研究課題
髄鞘は絶縁体として働くだけでなく軸索と緊密な相互作用を行い神経機能を調節する。髄鞘はグリア細胞が軸索を何重にも取り囲んだ多重層構造であり、そこには多くの膜蛋白質が存在する。細胞表面に存在する殆ど全ての膜蛋白質が糖鎖修飾されていることから、髄鞘において糖鎖が重要な働きを担っていると考えられるが、糖鎖がどのような役割を果たすかは未だ理解が乏しい。今までにマウスなどの髄鞘の糖鎖解析を行い、硫酸化N結合型糖鎖が末梢神経系髄鞘には豊富に存在することを私は見出した。そして、その硫酸化修飾は硫酸転移酵素GlcNAc6ST-1によるものであると突き止めた。本研究は、末梢神経系髄鞘においてGlcNAc6ST-1により作られる硫酸化糖鎖がどのような役割を果たすのかを解き明かすことを目的とした。GlcNAc6ST-1ノックアウト(KO)マウスの末梢神経系髄鞘の糖鎖を解析した結果、N結合型糖鎖の硫酸化は見られなかった。このKOマウスを用いて有髄神経におけるGlcNAc6ST-1の役割を調べた。髄鞘が正しく形成されると、髄鞘間の隙間であるランビエ絞輪や隣接するパラノードなどの機能ドメインが形成される。パラノードマーカーであるCaspr染色を行ったところ、GlcNAc6ST-1 KOマウスではCaspr染色およびランビエ絞輪が広がっており、異常な髄鞘が観察された。軸索の断面図をトルイジンブルー染色で調べると、脱髄評価に使われる指標G-ratio(神経全体の直径に対する軸索の直径の割合)がGlcNAc6ST-1 KOマウスでは低下していた。さらに、GlcNAc6ST-1 KOマウスでは軸索変性が観察された。故に、末梢神経系においてGlcNAc6ST-1は糖蛋白質のN結合型糖鎖の硫酸化を介して髄鞘形成を制御することが示唆された。故に、平成27年度の研究計画はほぼ達成できたと考えている。
2: おおむね順調に進展している
硫酸転移酵素GlcNAc6ST-1 により作られる硫酸化糖鎖が末梢神経系髄鞘の形成を制御していることを明らかにしつつあり、研究内容を論文として投稿するまでに至ったため。
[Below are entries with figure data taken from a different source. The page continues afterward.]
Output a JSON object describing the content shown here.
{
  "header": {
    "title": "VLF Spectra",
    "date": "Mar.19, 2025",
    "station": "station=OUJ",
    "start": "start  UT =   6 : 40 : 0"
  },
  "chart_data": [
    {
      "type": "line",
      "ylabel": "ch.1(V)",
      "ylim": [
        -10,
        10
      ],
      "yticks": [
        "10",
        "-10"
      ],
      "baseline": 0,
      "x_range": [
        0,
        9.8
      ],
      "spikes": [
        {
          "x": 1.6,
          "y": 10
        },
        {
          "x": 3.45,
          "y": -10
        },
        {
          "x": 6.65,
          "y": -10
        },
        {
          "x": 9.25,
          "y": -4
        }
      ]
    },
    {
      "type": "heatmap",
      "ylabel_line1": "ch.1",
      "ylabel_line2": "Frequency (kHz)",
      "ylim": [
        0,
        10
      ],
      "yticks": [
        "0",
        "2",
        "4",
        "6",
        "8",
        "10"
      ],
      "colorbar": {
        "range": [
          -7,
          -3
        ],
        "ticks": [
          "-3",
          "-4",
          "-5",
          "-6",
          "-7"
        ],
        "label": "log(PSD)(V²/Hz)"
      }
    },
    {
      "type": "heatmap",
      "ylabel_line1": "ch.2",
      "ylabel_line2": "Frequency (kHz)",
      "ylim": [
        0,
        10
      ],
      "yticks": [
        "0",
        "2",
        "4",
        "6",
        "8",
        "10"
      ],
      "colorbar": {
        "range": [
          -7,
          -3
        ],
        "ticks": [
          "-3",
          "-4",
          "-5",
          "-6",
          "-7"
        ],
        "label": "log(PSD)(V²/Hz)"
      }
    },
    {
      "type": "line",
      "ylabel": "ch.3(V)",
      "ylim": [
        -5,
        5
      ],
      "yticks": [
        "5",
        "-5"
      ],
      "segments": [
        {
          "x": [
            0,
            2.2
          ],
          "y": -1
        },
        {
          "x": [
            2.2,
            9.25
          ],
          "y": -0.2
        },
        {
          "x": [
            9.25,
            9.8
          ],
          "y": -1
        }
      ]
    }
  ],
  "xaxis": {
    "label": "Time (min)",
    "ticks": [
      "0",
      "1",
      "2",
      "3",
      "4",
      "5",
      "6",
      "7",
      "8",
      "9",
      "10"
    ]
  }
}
GlcNAc6ST-1ノックアウト(KO)マウスを用いて、硫酸転移酵素GlcNAc6ST-1 により作られる硫酸化糖鎖の末梢神経系髄鞘における役割を明らかにする。電子顕微鏡を用いてGlcNAc6ST-1 KOマウスの異常な髄鞘の詳細な構造を観察する。野生型マウスと比較してGlcNAc6ST-1 KOマウスでは末梢神経系で脱髄しやすいかどうか、また、脱髄させた際に回復が遅いかどうかを検討する。GlcNAc6ST-1 KOマウスの行動解析を行う。運動機能に着目し、足跡を記録する歩行解析や回転棒にマウスを乗せるロータロッドテストなどを行う。